Error monitors
An error monitor watches incoming log records and fires an alert when a new matching pattern appears. Unlike metric monitors that evaluate aggregates over time, error monitors react to individual events — making them ideal for catching exceptions, fatal errors, and unexpected patterns the moment they occur.
Uptrace automatically creates a default error monitor for logs with ERROR and FATAL severity. You can customize its filters, add grouping dimensions, or create additional monitors for other patterns.
How it works
When a log record matches the monitor's query, Uptrace checks whether an alert already exists for that pattern. Grouping uses the same log grouping logic as the Logs explorer — similar messages share one alert. If no alert exists, it creates one and sends a notification. If the same pattern fires again, Uptrace uses the notification frequency rules to decide whether to send a reminder.
When the pattern stops appearing, the alert is automatically closed and a recovery notification is sent.
Examples
All errors and fatal logs:
monitors:
- name: Notify on all errors
type: error
notify_everyone_by_email: true
query:
- group by _group_id
- where _system in ("log:error", "log:fatal")
Errors matching a specific message:
monitors:
- name: Notify on "timeout" errors
type: error
notify_everyone_by_email: true
query:
- group by _group_id
- where _system in ("log:error", "log:fatal")
- where _display_name contains "timeout"
Exceptions only:
monitors:
- name: Exceptions
type: error
notify_everyone_by_email: true
query:
- group by _group_id
- where _system in ("log:error", "log:fatal")
- where exception_type exists
All environments except dev:
monitors:
- name: Notify on all errors except in "dev" environment
type: error
notify_everyone_by_email: true
query:
- group by _group_id
- group by deployment_environment
- where _system in ("log:error", "log:fatal")

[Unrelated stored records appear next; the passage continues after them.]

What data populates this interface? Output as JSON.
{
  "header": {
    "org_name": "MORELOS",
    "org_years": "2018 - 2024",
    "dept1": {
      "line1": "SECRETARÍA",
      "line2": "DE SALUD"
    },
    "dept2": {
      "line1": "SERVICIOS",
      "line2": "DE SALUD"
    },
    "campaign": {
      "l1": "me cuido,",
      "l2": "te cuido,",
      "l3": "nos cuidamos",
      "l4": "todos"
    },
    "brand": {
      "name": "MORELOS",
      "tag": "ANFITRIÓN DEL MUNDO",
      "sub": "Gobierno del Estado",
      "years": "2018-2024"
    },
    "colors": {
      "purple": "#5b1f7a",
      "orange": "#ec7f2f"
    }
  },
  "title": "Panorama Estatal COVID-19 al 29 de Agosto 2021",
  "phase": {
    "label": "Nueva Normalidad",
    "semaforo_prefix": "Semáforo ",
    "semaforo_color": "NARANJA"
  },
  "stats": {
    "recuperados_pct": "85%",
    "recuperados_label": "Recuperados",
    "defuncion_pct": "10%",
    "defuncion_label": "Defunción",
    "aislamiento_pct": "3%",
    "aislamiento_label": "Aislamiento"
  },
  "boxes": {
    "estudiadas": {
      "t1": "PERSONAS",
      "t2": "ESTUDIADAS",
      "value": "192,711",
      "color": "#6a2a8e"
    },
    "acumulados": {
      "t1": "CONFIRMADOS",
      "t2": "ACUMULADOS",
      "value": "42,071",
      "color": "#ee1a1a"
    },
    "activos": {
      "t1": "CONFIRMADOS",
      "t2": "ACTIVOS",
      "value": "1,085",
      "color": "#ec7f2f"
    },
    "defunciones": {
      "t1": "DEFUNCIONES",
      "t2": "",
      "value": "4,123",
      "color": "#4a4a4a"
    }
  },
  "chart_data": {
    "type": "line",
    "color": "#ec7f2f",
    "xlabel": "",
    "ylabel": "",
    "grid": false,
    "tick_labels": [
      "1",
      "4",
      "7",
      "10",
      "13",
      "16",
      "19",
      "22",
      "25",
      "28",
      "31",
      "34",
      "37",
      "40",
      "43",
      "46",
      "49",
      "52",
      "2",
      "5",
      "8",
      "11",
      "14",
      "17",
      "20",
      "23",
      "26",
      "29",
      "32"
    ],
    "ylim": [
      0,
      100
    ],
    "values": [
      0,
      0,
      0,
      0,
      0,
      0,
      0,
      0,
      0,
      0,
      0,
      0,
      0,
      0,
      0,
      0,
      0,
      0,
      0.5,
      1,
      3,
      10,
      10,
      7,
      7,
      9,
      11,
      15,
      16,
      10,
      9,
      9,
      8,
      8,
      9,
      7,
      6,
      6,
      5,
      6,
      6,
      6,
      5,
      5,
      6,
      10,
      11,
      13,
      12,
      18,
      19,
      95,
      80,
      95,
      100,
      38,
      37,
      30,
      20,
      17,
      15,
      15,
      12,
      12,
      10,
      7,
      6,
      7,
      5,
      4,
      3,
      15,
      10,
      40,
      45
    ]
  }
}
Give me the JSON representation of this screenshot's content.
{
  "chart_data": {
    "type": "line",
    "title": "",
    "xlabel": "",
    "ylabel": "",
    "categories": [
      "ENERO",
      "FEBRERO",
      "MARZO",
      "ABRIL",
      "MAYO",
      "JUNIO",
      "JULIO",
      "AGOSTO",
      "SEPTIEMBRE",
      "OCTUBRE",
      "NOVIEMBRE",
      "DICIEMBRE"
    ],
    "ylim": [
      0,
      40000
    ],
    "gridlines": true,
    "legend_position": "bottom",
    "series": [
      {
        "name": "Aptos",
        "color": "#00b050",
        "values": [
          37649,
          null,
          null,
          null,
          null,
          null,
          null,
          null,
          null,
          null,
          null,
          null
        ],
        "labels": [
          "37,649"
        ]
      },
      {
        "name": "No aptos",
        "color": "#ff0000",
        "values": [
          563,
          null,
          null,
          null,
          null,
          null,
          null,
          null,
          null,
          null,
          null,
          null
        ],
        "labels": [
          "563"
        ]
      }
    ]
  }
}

- where deployment_environment != "dev"
Query attributes
| Attribute | Description |
|---|---|
_group_id | Groups similar log records together. Use group by _group_id to create one alert per unique error pattern. |
_display_name | The log message or exception message. Use contains to match a substring. |
_system | The signal type: log:error, log:fatal, log:warn, etc. |
exception_type | Set on log records that carry an exception. Use exists to filter exception-only logs. |
deployment_environment | The environment attribute, typically prod, staging, or dev. |
service_name | The service that emitted the log. |
Any indexed span attribute can be used in where and group by clauses.
Alert names
For metric monitors, Uptrace generates alert names using the monitor name and timeseries name, for example, "Disk usage: myhost+mydisk".
For error monitors, Uptrace generates alert names using the error (log) message, for example, "ERROR *fmt.wrapError: writeError failed".
You can customize alert names by specifying a Go template string as the monitor name when creating a monitor, for example, {{ .Attrs.deployment_environment_name }}: {{ .DisplayName }} will prefix the alert name with the deployment environment attribute.
You can use the following variables in templates:
| Variable | Type | Description |
|---|---|---|
{{ .DisplayName }} | string | Same as _display_name when querying spans and logs. |
{{ .Attrs }} | mapstringany | All available attributes, for example, {{ .Attrs.service_name }}. |